O noticiário do início do ano está coalhado de situações em que Jair Bolsonaro e alguma outra área do governo se contrapõem à diretriz de austeridade, corte a subsídios e combate ao populismo fiscal e tarifário da equipe do ministro Paulo Guedes (Economia). Trata-se de uma queda de braço que por ora passa meio batida pelo radar, uma vez que Guedes está em férias no exterior e só retorna ao Brasil brevemente para uma escala antes de Davos. Mas os focos vão se multiplicando.
O Estadão desta sexta-feira informa que Jair Bolsonaro quer conceder subsídio na energia elétrica para templos religiosos de grande porte, em mais um aceno político aos evangélicos, que têm sido um importante esteio de seu governo. Encomendou inclusive uma minuta de decreto ao ministro de Minas e Energia, Bento Albuquerque.
Subsídios tarifários e fiscais estão sendo combatidos pelo Ministério da Economia, que tenta, quase sempre sem sucesso, revogar vários que foram concedidos pelo governo da petista Dilma Rousseff.
O episódio dos templos não é o único a opor a área de Minas e Energia e o time de Guedes: há ainda a polêmica da revogação do subsídio às placas de energia solar em residências, pretendida pela Economia e pela Aneel e sustada por ordem de Bolsonaro, e a discussão sobre um colchão para os preços dos subsídios, esboçada por Bento Albuquerque e à qual a equipe da Economia tem sérias restrições, conforme informa o colunista Lauro Jardim em O Globo desta sexta.
Por fim, na cesta de problemas do início de ano que aguardam a volta de Guedes estão o caos no INSS, agora sob o guarda-chuva de seu superministério, a negociação com Bolsonaro sobre a reforma administrativa, que o presidente quer atenuar ao máximo, e a busca por recursos para a expansão prometida do Bolsa Família, conforme mostra reportagem da Folha nesta sexta.

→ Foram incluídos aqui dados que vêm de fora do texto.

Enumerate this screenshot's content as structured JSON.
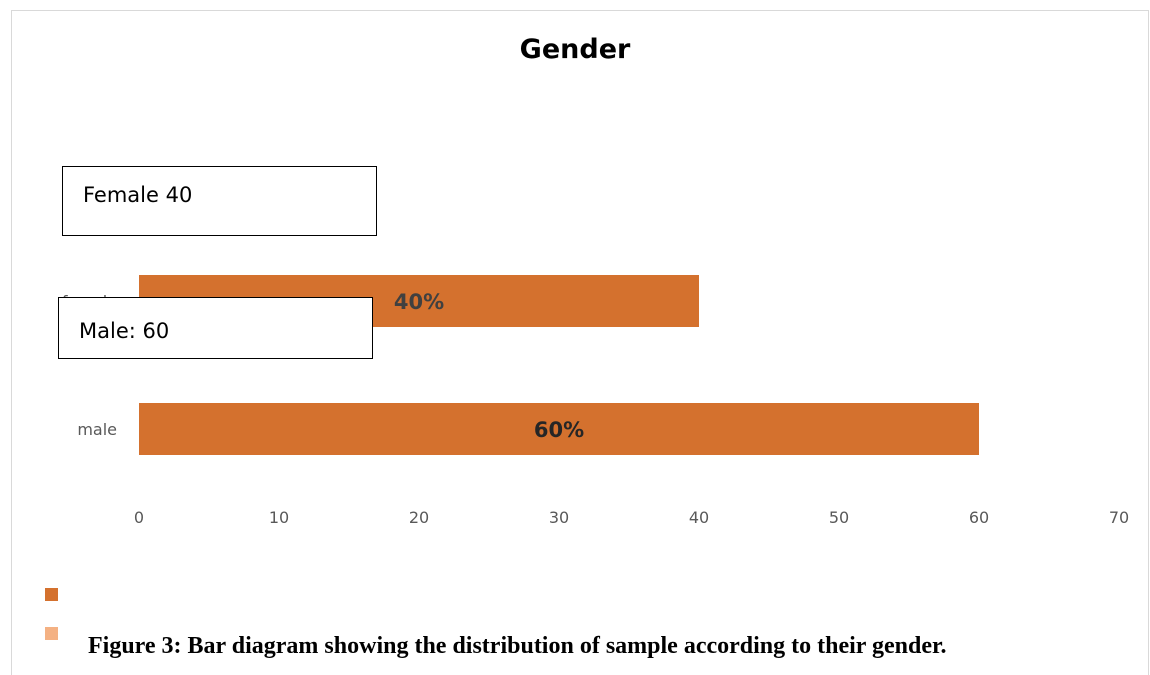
{
  "chart_data": {
    "type": "bar",
    "orientation": "horizontal",
    "title": "Gender",
    "categories": [
      "female",
      "male"
    ],
    "values": [
      40,
      60
    ],
    "data_labels": [
      "40%",
      "60%"
    ],
    "xlim": [
      0,
      70
    ],
    "x_ticks": [
      "0",
      "10",
      "20",
      "30",
      "40",
      "50",
      "60",
      "70"
    ],
    "bar_color": "#D4712E",
    "grid": false,
    "legend_colors": [
      "#D4712E",
      "#F4B183"
    ]
  },
  "annotations": {
    "female_box": "Female 40",
    "male_box": "Male: 60"
  },
  "caption": "Figure 3: Bar diagram showing the distribution of sample according to their gender."
}
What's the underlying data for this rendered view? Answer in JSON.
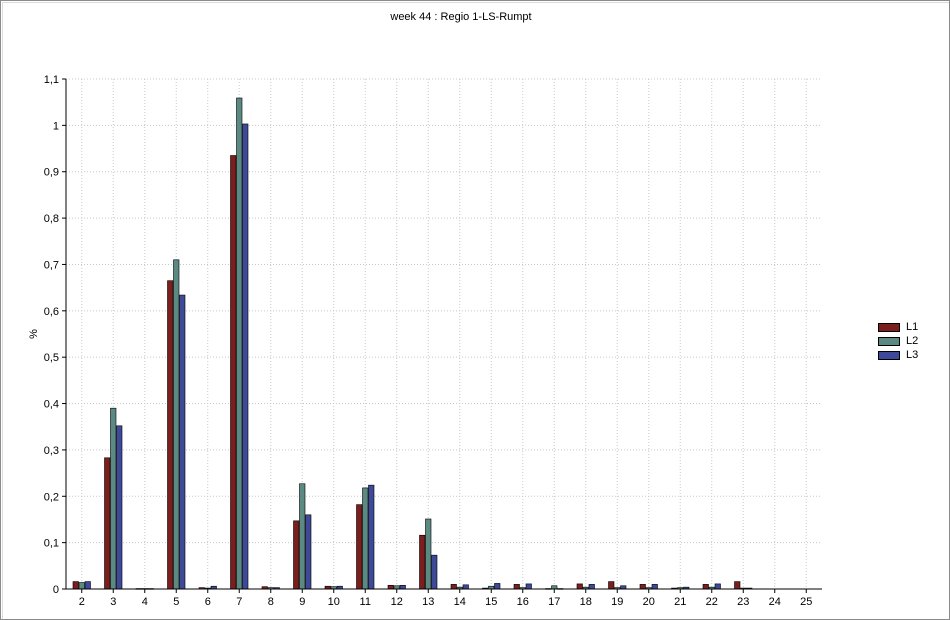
{
  "chart_data": {
    "type": "bar",
    "title": "week 44 :  Regio 1-LS-Rumpt",
    "xlabel": "",
    "ylabel": "%",
    "ylim": [
      0,
      1.1
    ],
    "yticks": [
      "0",
      "0,1",
      "0,2",
      "0,3",
      "0,4",
      "0,5",
      "0,6",
      "0,7",
      "0,8",
      "0,9",
      "1",
      "1,1"
    ],
    "categories": [
      "2",
      "3",
      "4",
      "5",
      "6",
      "7",
      "8",
      "9",
      "10",
      "11",
      "12",
      "13",
      "14",
      "15",
      "16",
      "17",
      "18",
      "19",
      "20",
      "21",
      "22",
      "23",
      "24",
      "25"
    ],
    "grid": true,
    "legend_position": "right",
    "series": [
      {
        "name": "L1",
        "color": "#7a1e1e",
        "values": [
          0.016,
          0.283,
          0.001,
          0.665,
          0.003,
          0.935,
          0.005,
          0.147,
          0.006,
          0.182,
          0.008,
          0.116,
          0.01,
          0.002,
          0.01,
          0.001,
          0.011,
          0.016,
          0.01,
          0.002,
          0.01,
          0.016,
          0,
          0
        ]
      },
      {
        "name": "L2",
        "color": "#5a8a82",
        "values": [
          0.014,
          0.39,
          0.001,
          0.71,
          0.002,
          1.059,
          0.003,
          0.227,
          0.005,
          0.218,
          0.007,
          0.151,
          0.004,
          0.006,
          0.003,
          0.007,
          0.004,
          0.003,
          0.003,
          0.003,
          0.004,
          0.002,
          0,
          0
        ]
      },
      {
        "name": "L3",
        "color": "#3e4a98",
        "values": [
          0.016,
          0.352,
          0.001,
          0.634,
          0.006,
          1.003,
          0.003,
          0.16,
          0.006,
          0.224,
          0.008,
          0.073,
          0.009,
          0.012,
          0.011,
          0.001,
          0.01,
          0.007,
          0.01,
          0.004,
          0.011,
          0.002,
          0,
          0
        ]
      }
    ]
  }
}
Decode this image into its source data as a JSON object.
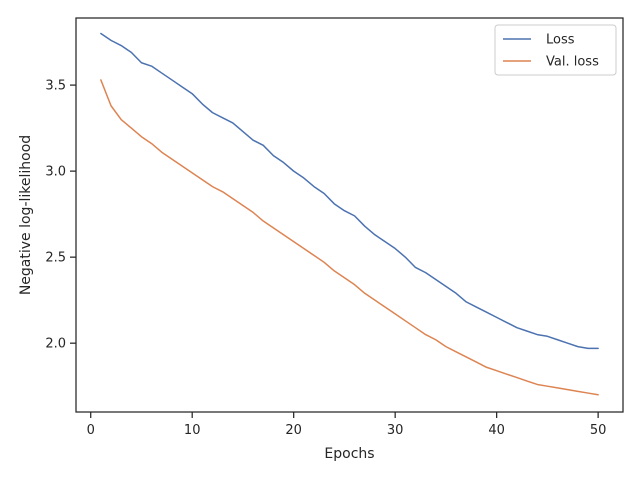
{
  "chart_data": {
    "type": "line",
    "xlabel": "Epochs",
    "ylabel": "Negative log-likelihood",
    "xlim": [
      -1.45,
      52.45
    ],
    "ylim": [
      1.6,
      3.89
    ],
    "xticks": [
      0,
      10,
      20,
      30,
      40,
      50
    ],
    "yticks": [
      2.0,
      2.5,
      3.0,
      3.5
    ],
    "xtick_labels": [
      "0",
      "10",
      "20",
      "30",
      "40",
      "50"
    ],
    "ytick_labels": [
      "2.0",
      "2.5",
      "3.0",
      "3.5"
    ],
    "grid": false,
    "legend": "top-right",
    "x": [
      1,
      2,
      3,
      4,
      5,
      6,
      7,
      8,
      9,
      10,
      11,
      12,
      13,
      14,
      15,
      16,
      17,
      18,
      19,
      20,
      21,
      22,
      23,
      24,
      25,
      26,
      27,
      28,
      29,
      30,
      31,
      32,
      33,
      34,
      35,
      36,
      37,
      38,
      39,
      40,
      41,
      42,
      43,
      44,
      45,
      46,
      47,
      48,
      49,
      50
    ],
    "series": [
      {
        "name": "Loss",
        "color": "#4c72b0",
        "values": [
          3.8,
          3.76,
          3.73,
          3.69,
          3.63,
          3.61,
          3.57,
          3.53,
          3.49,
          3.45,
          3.39,
          3.34,
          3.31,
          3.28,
          3.23,
          3.18,
          3.15,
          3.09,
          3.05,
          3.0,
          2.96,
          2.91,
          2.87,
          2.81,
          2.77,
          2.74,
          2.68,
          2.63,
          2.59,
          2.55,
          2.5,
          2.44,
          2.41,
          2.37,
          2.33,
          2.29,
          2.24,
          2.21,
          2.18,
          2.15,
          2.12,
          2.09,
          2.07,
          2.05,
          2.04,
          2.02,
          2.0,
          1.98,
          1.97,
          1.97
        ]
      },
      {
        "name": "Val. loss",
        "color": "#dd8452",
        "values": [
          3.53,
          3.38,
          3.3,
          3.25,
          3.2,
          3.16,
          3.11,
          3.07,
          3.03,
          2.99,
          2.95,
          2.91,
          2.88,
          2.84,
          2.8,
          2.76,
          2.71,
          2.67,
          2.63,
          2.59,
          2.55,
          2.51,
          2.47,
          2.42,
          2.38,
          2.34,
          2.29,
          2.25,
          2.21,
          2.17,
          2.13,
          2.09,
          2.05,
          2.02,
          1.98,
          1.95,
          1.92,
          1.89,
          1.86,
          1.84,
          1.82,
          1.8,
          1.78,
          1.76,
          1.75,
          1.74,
          1.73,
          1.72,
          1.71,
          1.7
        ]
      }
    ]
  }
}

Caos do INSS depõe contra discurso das reformas
As cenas de caos na análise de concessão de benefícios previdenciários, com estoque de mais de 1 milhão de pedidos não analisados e filas quilométricas com velhinhos, pessoas com necessidades especiais e crianças aguardando por horas para não serem atendidas, depõem contra o convencimento, por parte da sociedade, tanto da reforma da Previdência quanto da reestruturação do Estado, com sua redução –ambas medidas virtuosas e necessárias, mas que precisam ser implementadas com a necessária competência e com cuidado para com os cidadãos.
O governo perde a narrativa de que a reforma da Previdência foi bem estruturada quando o responsável pelo atendimento do INSS vai a uma rede nacional para admitir que o sistema não está ainda programado para calcular os benefícios pelas novas regras. Como defender que a informatização garantirá “conforto” aos usuários, palavra que ele usou, se as imagens mostram um colapso de atendimento?
Da mesma forma, essa impossibilidade de atender a demanda contradiz o discurso de enxugamento do atendimento humano na Previdência e sua troca por serviços informatizados, já que, da forma como estão estruturados, eles claramente não estão dando conta do recado.
A redução do Estado é algo desejável diante do caos fiscal do Brasil, mas ela tem de vir acompanhada de um choque de eficiência que não torne os serviços públicos, que já são de péssima qualidade diante de uma carga tributária das maiores do mundo, ainda mais caóticos.